I am using version 0.63 on Windows 7 x64 in a corporate domain environment.
I have an end user that is programming a Bluetooth module over a serial connection. He is using a USB-to-serial adapter, and we had tested it directly on the serial port and the same issue results. We also tried rebooting the device while attached and text does appear, but it appears that when we send text, the device isn't receiving or accepting it.
They used to use HyperTerminal under Windows XP.
It is on COM5, baud rate is 38400, data bits is 8, stop bits is 1, parity is none and flow control is none.
These settings were identical to HyperTerminal.
In HyperTerminal, we also had to enable send line ends with line feeds, echo typed characters locally, append line feeds to incoming line ends, force incoming to 7-bit ASCII, and wrap lines that exceed terminal width.
In PuTTY we tried to emulate that by enabling force on local echo, and implicit CR/LF options.

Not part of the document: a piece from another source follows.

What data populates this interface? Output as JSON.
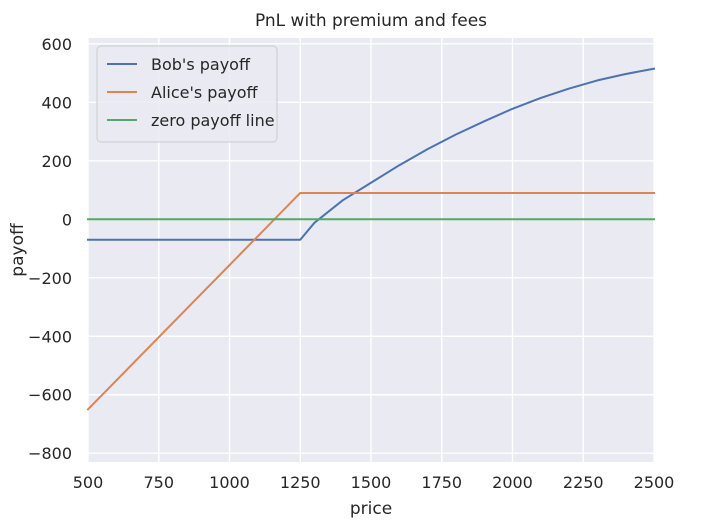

Far as I can tell, all those settings are correct, however, in PuTTY, the characters do echo, nothing responds. If I were to type in say Ctrl + V, the version of the modules firmware should respond. In PuTTY, nothing gets responded.
It seems there is an error when it is TX.
So, unless there is some other magical setting I am not aware of, is this a bug? If there is a ht to PuTTY settings conversion process, perhaps that feature can be very useful, especially if I can just double click their saved ht files. So does that exist?
Any ideas as I am getting frustrated as we have no other problems using PuTTY for serial connections for other devices.